I then needed a way of translating the itemSet which is a an int array into a set and back again.  Fortunately, the set module has ofArray and toArray functions so I wrote my code exactly the way I just described the problem:

  1. static member GetAntcentAndConsequent(itemSet: int[]) =
  2.     let combinations =  new List<int[]*int[]*int[]>()
  3.     let itemSet' = Set.ofArray itemSet
  4.     let subSets = AssociationRuleProgram2.Subsets itemSet'
  5.     let subSets' = Set.toArray subSets
  6.     let subSets'' = Array.map(fun s-> Set.toArray s)
  7.     let subSets''' = Array.map(fun s -> Seq.toArray s, AssociationRuleProgram2.GetAntcentAndConsequent s)

 

Note that I had to call toArray twice because the Subsets returns a Set<Set<Int>>.

In any event, I then needed a way of spitting the itemSet into antecedents and consequents (called combinations) based on the current subset.  I toyed around with a couple different ways of solving the problem when I stumbled upon a way that makes alot of sense to me.  I changed the itemset from an array of int to an array of tuple<int*bool>.  If the subset is in the itemSet, then the bool flag is true, if not it is false.  Then, I would apply an Seq.filter to the array and separate it out into antecedents and consequents.

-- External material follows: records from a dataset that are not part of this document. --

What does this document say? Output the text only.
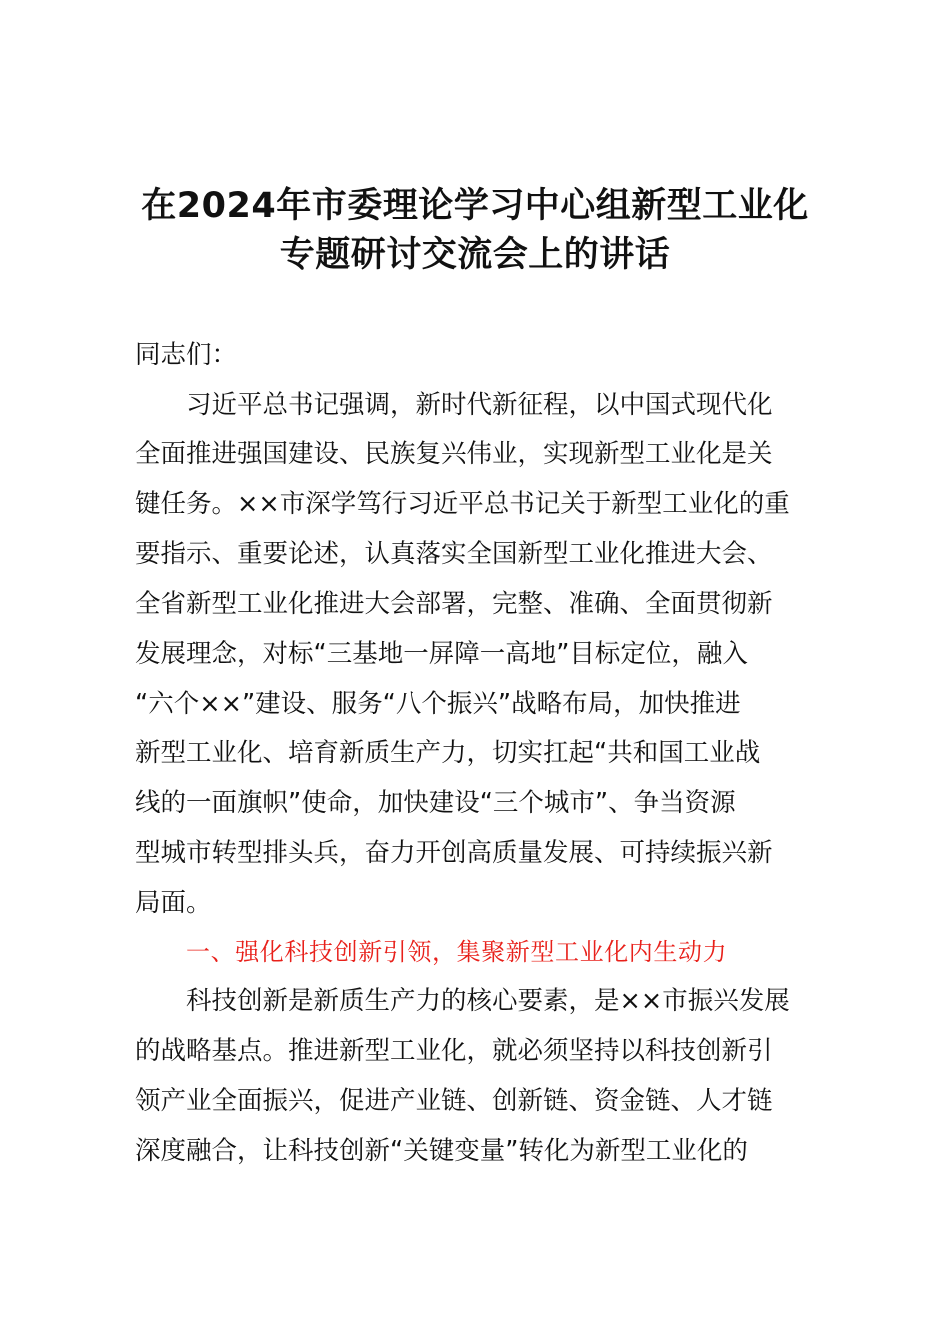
在2024年市委理论学习中心组新型工业化
专题研讨交流会上的讲话
同志们：
习近平总书记强调，新时代新征程，以中国式现代化
全面推进强国建设、民族复兴伟业，实现新型工业化是关
键任务。××市深学笃行习近平总书记关于新型工业化的重
要指示、重要论述，认真落实全国新型工业化推进大会、
全省新型工业化推进大会部署，完整、准确、全面贯彻新
发展理念，对标“三基地一屏障一高地”目标定位，融入
“六个××”建设、服务“八个振兴”战略布局，加快推进
新型工业化、培育新质生产力，切实扛起“共和国工业战
线的一面旗帜”使命，加快建设“三个城市”、争当资源
型城市转型排头兵，奋力开创高质量发展、可持续振兴新
局面。
一、强化科技创新引领，集聚新型工业化内生动力
科技创新是新质生产力的核心要素，是××市振兴发展
的战略基点。推进新型工业化，就必须坚持以科技创新引
领产业全面振兴，促进产业链、创新链、资金链、人才链
深度融合，让科技创新“关键变量”转化为新型工业化的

  1. static member GetCombination array subArray =
  2.     let array' = array |> Seq.map(fun i -> i, subArray |> Array.exists(fun j -> i = j))
  3.     let antecedent = array' |> Seq.filter(fun (i,j) -> j = true) |> Seq.toArray
  4.     let consquent = array' |> Seq.filter(fun (i,j) -> j = false) |> Seq.toArray
  5.     let antecedent' = antecedent|> Seq.map(fun (i,j) -> i)
  6.     let consquent' = consquent|> Seq.map(fun (i,j) -> i)
  7.     Seq.toArray antecedent', Seq.toArray consquent'

The major downside of this approach is that I am using Array.exists for my filter flag so if there is more than one of the same value in the itemset, it does not work.  However, the original example had each itemset being unique so think I am OK.

So with these tow methods, I now have a way of dealing with N number of itemsets.  Interestingly, the amount of code (even with my verbose F#) is significantly less than the C# equivalent and closer to how I think I think.